The question still remains, how fundamental SiPM characteristics affect the detection of fdNIRS signals. In order to address this issue, simulations are developed which are capable of evaluating and optimizing SiPM parameters (microcell size, microcell number, and recharge time constant) utilizing a Monte Carlo approach to SiPM response from modulated fdNIRS signals. The effects of these parameters are examined in relation to bandwidth and signal to noise ratio, thus providing a methodology for choosing the best SiPM for this unconventional application, and further improving fdNIRS performance.

The details of integrating silicon photomultiplier detectors in fdNIRS imaging systems to provide performance improvements are further investigated to include the operation of SiPMs and how they differ from other fdNIRS photodetectors. It is shown that SiPMs offer similar sensitivity to PMTs while having a lower cost, size, and operating voltage. Experimental data shows drastically increased signal to noise ratio performance as compared to an avalanche photodiode, up to 25dB on human breast, head, and muscle tissue.

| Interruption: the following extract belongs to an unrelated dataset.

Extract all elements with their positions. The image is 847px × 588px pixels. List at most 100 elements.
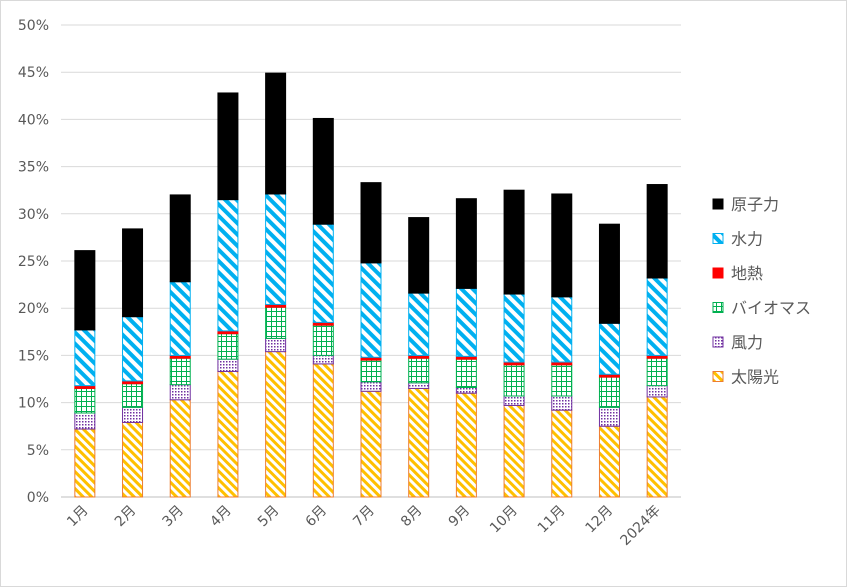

Finally, we extend the dynamic range of the SiPM through a nonlinear calibration technique which reduced absorption error by a mean 16 percentage points.

Finally, limitations in speed and accessibility are addressed with a systems-based approach. Currently no fdNIRS systems are completely handheld and only one is capable of displaying chromophore data in real time, which could allow for real-time studies of tissue hemodynamics, spatial chromophore concentrations, greater ease of use by clinicians, and more generally, a simple platform for quantitative tissue spectroscopy. Evaluation was performed on a handheld real-time capable fdNIRS system based upon an all-digital FPGA coupled hardware approach. Quantitative optical scattering and absorption measurements are found to be within 10% agreement as compared to a reference system. It is concluded that handheld high-speed quantitative tissue chromophore assessments are possible with this system-on-a-chip fdNIRS approach, which will enable real-time handheld monitoring of rapid physiological changes.

This work concludes with a summary of the progress that has been made as well as the work that is yet to be done when considering this text within the scope of fdNIRS. Distinct areas where further improvements and research are required to fully enable a handheld fdNIRS systems utilizing the advantages provided by tunable VCSELs and SiPMs is provided. Lastly the authors vision for the future of fdNIRS and a clinically viable fdNIRS device is presented.